Since I'm a numbers guy and you're reading, in the last week, I'm down to:
8am - From 14 pills to 8 Pills
2pm - from 1 pill to no pills, skip all together
8pm - From 9 pills to 7 Pills
So from 24 pills to 15 pills in a week, that's a pretty stellar decrease.
8pm Pills:
Toot-Toot
Looking forward over the next year or so, I hope to drop my cell-cept altogether and only maybe be on my Tacrolimus. All of these drugs are hard on my single kidney so my ultimate goal would be to read in the New York Times about some breakthrough where they can find a way to stop taking pills and still have the liver perform and not reject in my body.
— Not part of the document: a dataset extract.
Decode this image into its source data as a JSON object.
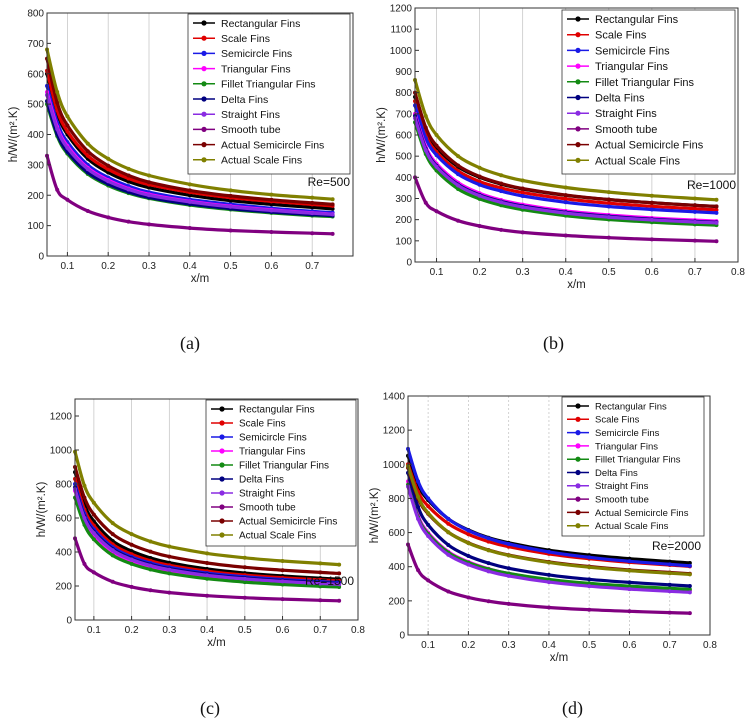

I really believe that this is possible and hope it's not more than 20 years away. The biggest problem for me is that I already only have a single kidney and so if these drugs really beat my kidney up, I might need a new one of those too and that's too daunting of a prospect to think about so I'd much rather think that science comes up with some shortcut breakthrough....
Thanks for posting such useful details.